L’AES conteste les affirmations du président nigérian sur la sécurité au Sahel
L’AES regrette les propos du président nigérian sur la situation sécuritaire dans son espace

Dans un contexte de tensions diplomatiques croissantes, la Confédération des États du Sahel (AES) a réagi avec fermeté aux déclarations du président nigérian, Bola Ahmed Tinubu, concernant la situation sécuritaire dans la région. Cet événement diplomatique majeur a été marqué par une rencontre significative à Ouagadougou.

Une rencontre diplomatique cruciale à Ouagadougou

Le ministre des Affaires étrangères du Burkina Faso, Karamoko Jean Marie Traoré, a officiellement reçu le Chargé d’Affaires de l’Ambassade de la République fédérale du Nigéria au Burkina Faso. Cette entrevue, tenue jeudi, faisait suite aux récentes prises de position du président Tinubu sur la sécurité dans les pays de l’AES. Les Chargés d’Affaires des Ambassades du Mali et du Niger étaient également présents, signalant une position unie et solidaire des trois nations sahéliennes.

Le 30 juillet dernier, le président nigérian Bola Ahmed Tinubu avait, lors d’une discussion avec des chefs traditionnels de son pays, lié l’augmentation des enlèvements et des attaques terroristes au Nigéria à un prétendu « effondrement » de la sécurité dans les pays voisins du Sahel. Il avait notamment déclaré : « Certains d’entre eux (les terroristes) ne sont pas Nigérians. Vous voyez, le problème de l’insécurité au Mali, au Burkina Faso et au Niger ne fait qu’aggraver nos difficultés. »

L’AES dénonce une analyse simpliste de la sécurité africaine

Le chef de la diplomatie burkinabè a vivement critiqué cette interprétation de la réalité sécuritaire. Selon lui, cette lecture « occulte les sacrifices considérables consentis quotidiennement par les Forces de défense et de sécurité, ainsi que par les populations, du Burkina Faso, du Mali et du Niger dans la lutte contre le terrorisme ». Cette perspective, qui ne rend pas justice aux efforts des peuples africains, a été perçue comme un manque de reconnaissance.

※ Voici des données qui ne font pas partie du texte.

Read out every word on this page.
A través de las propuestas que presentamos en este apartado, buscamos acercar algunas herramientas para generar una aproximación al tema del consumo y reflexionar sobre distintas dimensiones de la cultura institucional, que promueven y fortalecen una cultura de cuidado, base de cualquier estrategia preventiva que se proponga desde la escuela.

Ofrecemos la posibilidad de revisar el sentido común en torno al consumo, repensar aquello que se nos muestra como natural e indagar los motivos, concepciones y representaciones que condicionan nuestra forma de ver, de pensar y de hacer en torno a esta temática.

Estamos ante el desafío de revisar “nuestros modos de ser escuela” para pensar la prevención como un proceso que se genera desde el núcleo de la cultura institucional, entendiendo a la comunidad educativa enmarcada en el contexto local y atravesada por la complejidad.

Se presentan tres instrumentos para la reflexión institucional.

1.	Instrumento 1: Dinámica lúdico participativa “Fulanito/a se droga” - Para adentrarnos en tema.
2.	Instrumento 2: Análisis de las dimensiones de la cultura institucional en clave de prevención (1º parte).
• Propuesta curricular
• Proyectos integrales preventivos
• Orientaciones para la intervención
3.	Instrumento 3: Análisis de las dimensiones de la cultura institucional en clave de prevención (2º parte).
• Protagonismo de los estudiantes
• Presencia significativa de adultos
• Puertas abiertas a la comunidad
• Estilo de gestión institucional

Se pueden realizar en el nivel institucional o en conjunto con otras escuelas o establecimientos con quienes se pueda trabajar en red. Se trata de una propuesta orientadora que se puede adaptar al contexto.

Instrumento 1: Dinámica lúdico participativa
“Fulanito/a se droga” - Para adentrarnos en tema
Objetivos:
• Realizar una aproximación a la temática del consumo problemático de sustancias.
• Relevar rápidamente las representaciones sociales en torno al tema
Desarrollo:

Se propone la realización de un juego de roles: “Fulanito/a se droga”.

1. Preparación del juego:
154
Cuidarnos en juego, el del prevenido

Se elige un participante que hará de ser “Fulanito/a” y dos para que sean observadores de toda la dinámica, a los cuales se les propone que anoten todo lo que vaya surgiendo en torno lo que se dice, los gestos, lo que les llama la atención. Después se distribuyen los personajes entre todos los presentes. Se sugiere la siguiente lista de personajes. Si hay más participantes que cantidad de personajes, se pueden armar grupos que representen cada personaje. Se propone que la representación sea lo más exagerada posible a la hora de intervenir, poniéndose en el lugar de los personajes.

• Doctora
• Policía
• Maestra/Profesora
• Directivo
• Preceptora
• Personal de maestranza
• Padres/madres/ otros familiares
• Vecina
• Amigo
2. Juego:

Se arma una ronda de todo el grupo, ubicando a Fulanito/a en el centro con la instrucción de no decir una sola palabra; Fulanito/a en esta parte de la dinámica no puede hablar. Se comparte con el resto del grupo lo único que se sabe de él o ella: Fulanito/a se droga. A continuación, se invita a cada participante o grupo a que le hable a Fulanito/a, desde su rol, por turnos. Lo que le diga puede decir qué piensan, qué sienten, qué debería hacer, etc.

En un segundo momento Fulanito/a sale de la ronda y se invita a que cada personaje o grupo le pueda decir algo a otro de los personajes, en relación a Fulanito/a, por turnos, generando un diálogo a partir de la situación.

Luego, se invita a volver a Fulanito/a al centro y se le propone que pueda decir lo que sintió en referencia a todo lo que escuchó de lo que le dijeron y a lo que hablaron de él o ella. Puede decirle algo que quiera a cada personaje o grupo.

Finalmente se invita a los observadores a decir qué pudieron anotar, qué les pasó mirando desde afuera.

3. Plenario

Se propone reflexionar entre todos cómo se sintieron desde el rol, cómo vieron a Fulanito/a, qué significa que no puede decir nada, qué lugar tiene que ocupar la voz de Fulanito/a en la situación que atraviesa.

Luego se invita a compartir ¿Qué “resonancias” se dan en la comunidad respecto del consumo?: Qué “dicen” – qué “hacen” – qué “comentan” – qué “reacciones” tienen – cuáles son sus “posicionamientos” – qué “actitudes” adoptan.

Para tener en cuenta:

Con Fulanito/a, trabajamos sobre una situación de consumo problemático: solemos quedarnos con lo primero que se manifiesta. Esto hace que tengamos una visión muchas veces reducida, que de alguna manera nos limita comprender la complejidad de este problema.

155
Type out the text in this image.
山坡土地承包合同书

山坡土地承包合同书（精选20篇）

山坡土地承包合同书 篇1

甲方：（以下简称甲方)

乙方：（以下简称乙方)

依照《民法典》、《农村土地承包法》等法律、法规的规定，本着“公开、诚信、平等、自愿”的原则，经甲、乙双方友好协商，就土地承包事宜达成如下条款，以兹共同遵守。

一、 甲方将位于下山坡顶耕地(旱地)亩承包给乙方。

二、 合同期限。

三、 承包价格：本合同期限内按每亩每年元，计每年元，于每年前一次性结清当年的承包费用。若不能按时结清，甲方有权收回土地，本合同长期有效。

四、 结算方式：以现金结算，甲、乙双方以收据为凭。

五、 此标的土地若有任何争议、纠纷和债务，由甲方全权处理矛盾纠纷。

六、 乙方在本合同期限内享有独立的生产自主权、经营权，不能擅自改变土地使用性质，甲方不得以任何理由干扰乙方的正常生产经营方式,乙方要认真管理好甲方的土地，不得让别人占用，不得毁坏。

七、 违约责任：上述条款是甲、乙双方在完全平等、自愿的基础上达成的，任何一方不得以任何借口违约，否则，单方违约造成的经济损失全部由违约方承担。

Karamoko Jean Marie Traoré a qualifié l’analyse du président nigérian de « rapide, très simpliste et surprenante », y voyant un « biais préoccupant de la part de la première autorité du Nigéria ». Il a exprimé le souhait que le contexte sécuritaire soit dépeint avec plus de justesse, afin d’éviter d’attribuer aux pays voisins la responsabilité d’une situation complexe. Une telle approche risquerait d’« alimenter des incompréhensions et des frustrations entre des peuples liés par l’histoire, la géographie et la fraternité », a-t-il souligné, mettant en lumière l’importance de la solidarité au sein de la société africaine.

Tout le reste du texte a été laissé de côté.